En azından sahile kadar tek seferde deniz kenarına kadar
yürüyebilecek enerjiyi toparlayabilmiştim. Birkaç yassı taş aldım yerden, paralel
olarak fırlattım hızla ama olmadı. Sıçramıyordu suyun üzerinde hiç. Bir gün
bana suyun üzerinde taş sektirmeyi öğretir miydin acaba? Heyecanlandım
gelecekte bir gün bana taş sektirmeyi öğretirken ellerime dokunma ihtimalini
düşündükçe. İçimi bir huzur kapladı, kumsala bıraktım kendimi.

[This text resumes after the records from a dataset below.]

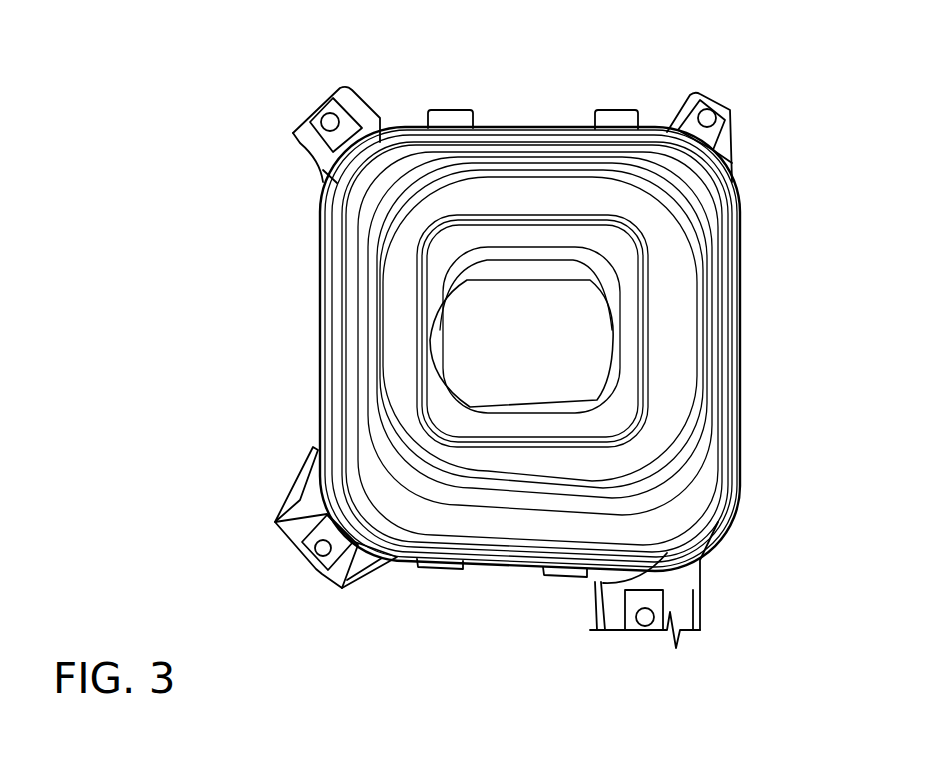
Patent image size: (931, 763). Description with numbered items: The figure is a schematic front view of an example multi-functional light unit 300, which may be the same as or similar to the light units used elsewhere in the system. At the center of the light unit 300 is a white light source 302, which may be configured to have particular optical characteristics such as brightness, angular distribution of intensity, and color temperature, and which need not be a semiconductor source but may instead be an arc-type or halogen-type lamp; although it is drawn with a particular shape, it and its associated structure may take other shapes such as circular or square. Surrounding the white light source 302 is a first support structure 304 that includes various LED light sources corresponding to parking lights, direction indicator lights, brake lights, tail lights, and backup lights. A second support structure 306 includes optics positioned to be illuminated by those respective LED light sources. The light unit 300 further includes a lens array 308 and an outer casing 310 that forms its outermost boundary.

The light unit 300 is at (232, 60).
The white light source 302 is at (550, 347).
The first support structure 304 is at (658, 445).
The second support structure 306 is at (697, 370).
The lens array 308 is at (715, 308).
The outer casing 310 is at (740, 228).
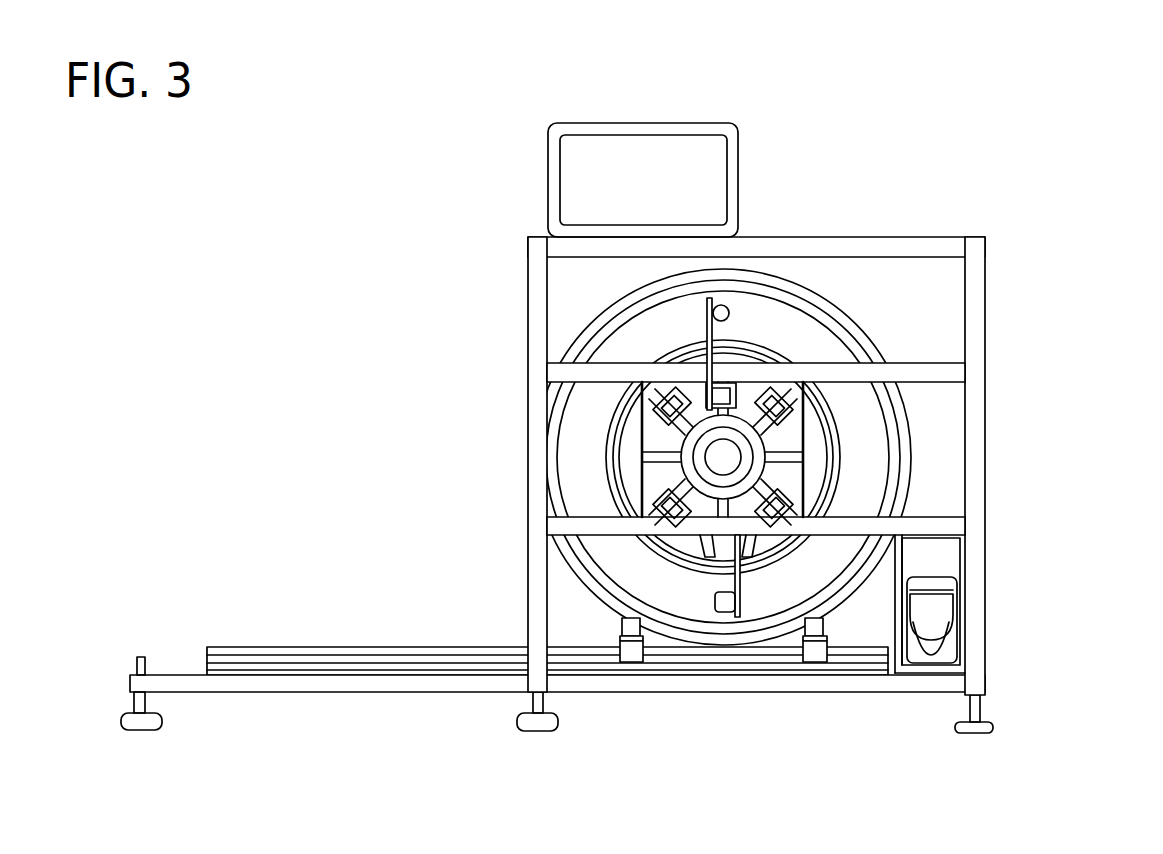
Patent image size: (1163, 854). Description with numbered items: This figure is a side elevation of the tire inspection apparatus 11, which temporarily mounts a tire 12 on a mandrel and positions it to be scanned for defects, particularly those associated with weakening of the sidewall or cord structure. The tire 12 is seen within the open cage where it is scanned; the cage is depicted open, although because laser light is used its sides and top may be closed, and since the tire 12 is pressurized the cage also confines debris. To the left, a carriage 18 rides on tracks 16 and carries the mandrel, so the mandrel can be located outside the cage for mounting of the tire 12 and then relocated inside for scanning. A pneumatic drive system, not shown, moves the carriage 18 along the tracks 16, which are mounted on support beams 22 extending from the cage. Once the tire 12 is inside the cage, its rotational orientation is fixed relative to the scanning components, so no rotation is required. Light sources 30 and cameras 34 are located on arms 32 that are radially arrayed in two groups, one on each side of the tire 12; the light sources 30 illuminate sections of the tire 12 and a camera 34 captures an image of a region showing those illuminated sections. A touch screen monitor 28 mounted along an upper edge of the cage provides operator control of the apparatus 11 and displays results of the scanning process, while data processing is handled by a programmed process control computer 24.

The tire inspection apparatus 11 is at (357, 383).
The tire 12 is at (868, 352).
The tracks 16 is at (247, 645).
The carriage 18 is at (620, 648).
The support beams 22 is at (218, 682).
The process control computer 24 is at (947, 552).
The touch screen monitor 28 is at (567, 153).
The light sources 30 is at (719, 400).
The arms 32 is at (707, 332).
The cameras 34 is at (727, 305).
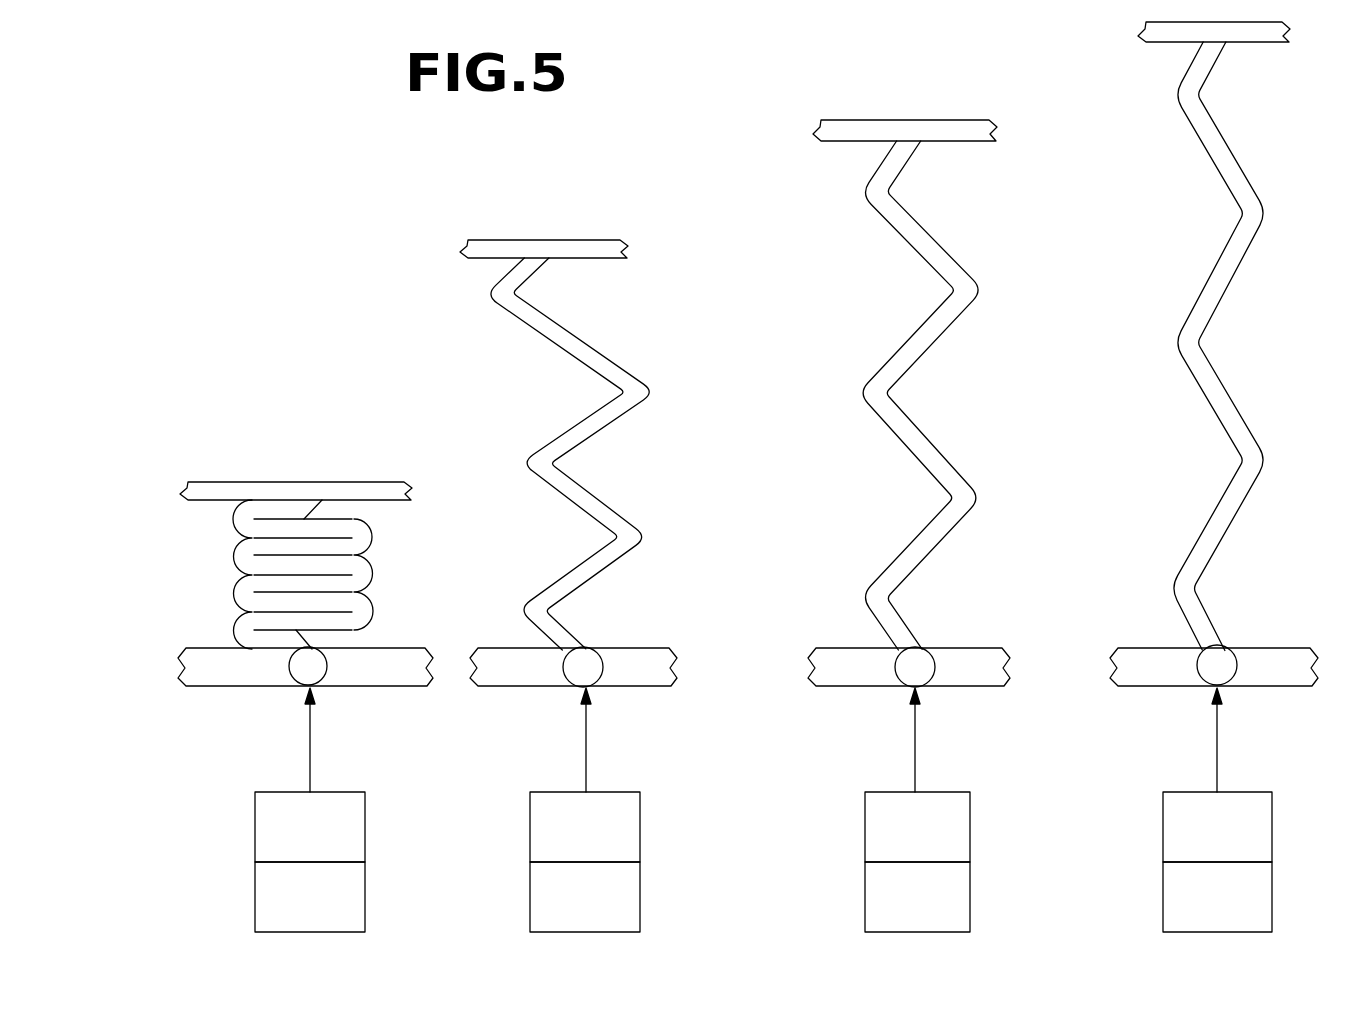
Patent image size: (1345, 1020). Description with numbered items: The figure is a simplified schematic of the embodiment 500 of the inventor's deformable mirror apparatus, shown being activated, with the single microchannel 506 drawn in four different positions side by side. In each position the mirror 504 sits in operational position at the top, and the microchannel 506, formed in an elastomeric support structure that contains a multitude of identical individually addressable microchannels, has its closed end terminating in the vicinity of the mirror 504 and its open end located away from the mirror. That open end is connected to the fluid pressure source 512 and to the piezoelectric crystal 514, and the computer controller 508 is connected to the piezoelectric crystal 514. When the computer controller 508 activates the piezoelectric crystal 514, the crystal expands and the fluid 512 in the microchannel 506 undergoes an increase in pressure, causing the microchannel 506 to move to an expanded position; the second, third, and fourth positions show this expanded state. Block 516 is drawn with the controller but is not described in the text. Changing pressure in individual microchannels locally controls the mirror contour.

The embodiment of the apparatus 500 is at (352, 200).
The mirror 504 is at (313, 483).
The microchannel 506 is at (233, 556).
The computer controller 508 is at (332, 912).
The fluid pressure source 512 is at (204, 648).
The piezoelectric crystal 514 is at (292, 684).
The actuator 516 is at (332, 840).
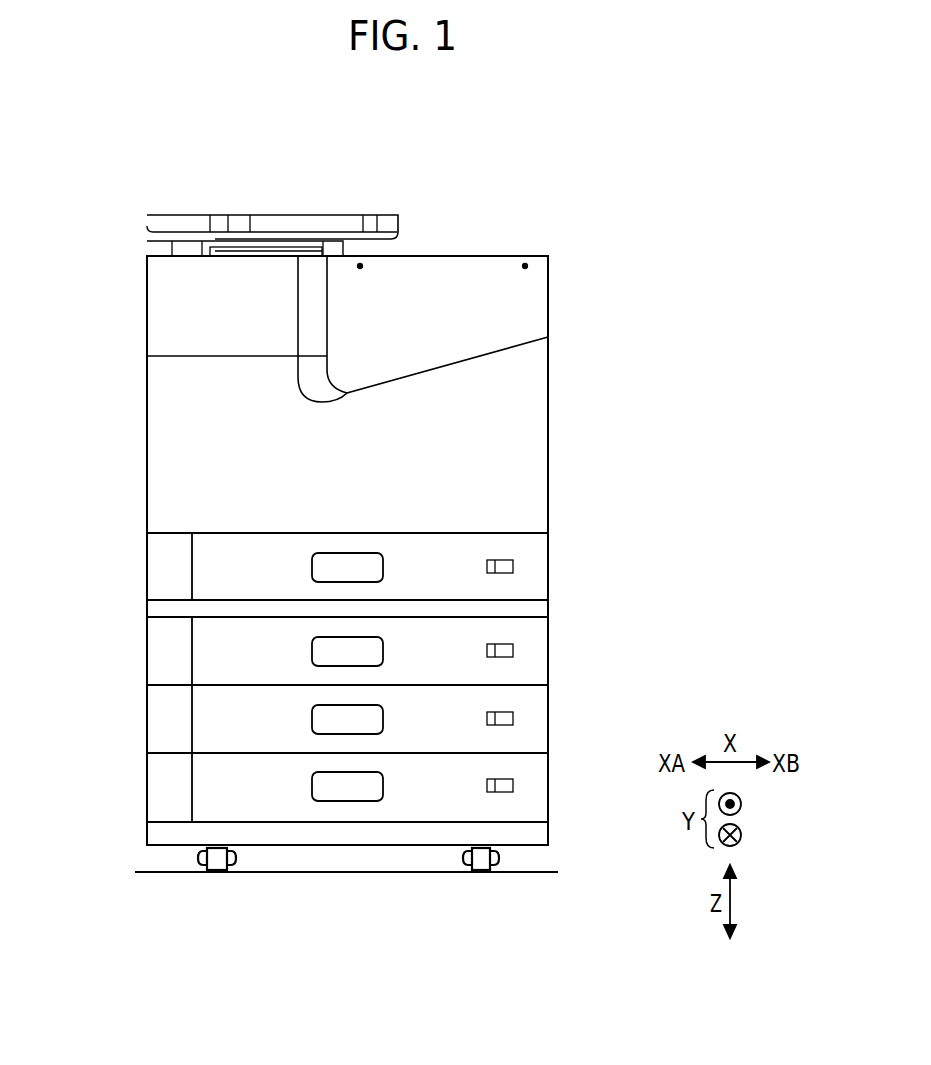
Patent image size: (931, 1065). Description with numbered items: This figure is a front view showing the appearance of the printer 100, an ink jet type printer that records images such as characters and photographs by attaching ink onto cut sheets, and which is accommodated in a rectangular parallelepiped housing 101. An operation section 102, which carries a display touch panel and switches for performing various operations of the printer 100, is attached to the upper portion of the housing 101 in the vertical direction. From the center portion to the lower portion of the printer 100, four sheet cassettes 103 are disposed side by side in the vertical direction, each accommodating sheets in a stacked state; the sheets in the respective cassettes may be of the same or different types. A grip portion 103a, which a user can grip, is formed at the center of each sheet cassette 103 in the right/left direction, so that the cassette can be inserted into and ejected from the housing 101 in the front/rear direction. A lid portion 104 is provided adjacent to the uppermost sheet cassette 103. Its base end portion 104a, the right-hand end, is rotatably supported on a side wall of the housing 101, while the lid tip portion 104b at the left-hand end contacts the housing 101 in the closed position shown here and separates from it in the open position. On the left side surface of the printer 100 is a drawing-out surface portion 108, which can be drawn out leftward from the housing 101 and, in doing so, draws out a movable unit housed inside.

The printer 100 is at (595, 178).
The housing 101 is at (548, 297).
The operation section 102 is at (311, 214).
The sheet cassette 103 is at (532, 566).
The grip portion 103a is at (380, 570).
The lid portion 104 is at (531, 477).
The base end portion 104a is at (531, 399).
The lid tip portion 104b is at (165, 474).
The drawing-out surface portion 108 is at (147, 407).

Sen de bir yerlerde gökyüzüne bakıyordun ve aynı yıldıza
bakıyorduk belki de. Yanımda olduğunu ve birbirimize sarılırken aynı yıldıza
baktığımızı hayal ettim. Ne kadar saçma bir hayal dedim hemen kendi kendime. Sen
yanımdayken ben yıldıza nasıl bakabilirdim ki, senden gözlerimi bir an olsun
ayırabileceğimi düşünüyorsan haksızlık etmiş olursun bana. Sen yıldıza
bakardın, ben de öylece sana. Bebeklerden korktuğum doğrudur, onlara dokunmaya
kıyamam, zarar vermekten korkarım. Dediğin gibi sadece doğmamış bebeklerden
veya gözlerini dünyaya daha yeni açmışlardan değildi korkum, aynı zamanda benim
bebeğim olan sana da dokunmaktan korkuyordum. Yoksa sen yıldıza bakarken
ellerimle yüzünü keşfetmek istemez miydim sanıyorsun?
Yıldızların bulutların arkasına saklanmadığı o akşam
birisi geldi yanıma. Kumsalda yatarsanız hasta olursunuz, gece buralar serin
olur dedi. Hiç tanıdık gelmeyen yüze baktım, bana bir şey olmaz dedim. Sarhoş bir
münzevi olduğumu düşündüğünü hissetim.
Sen insan değil misin dedi, aşığım dedim.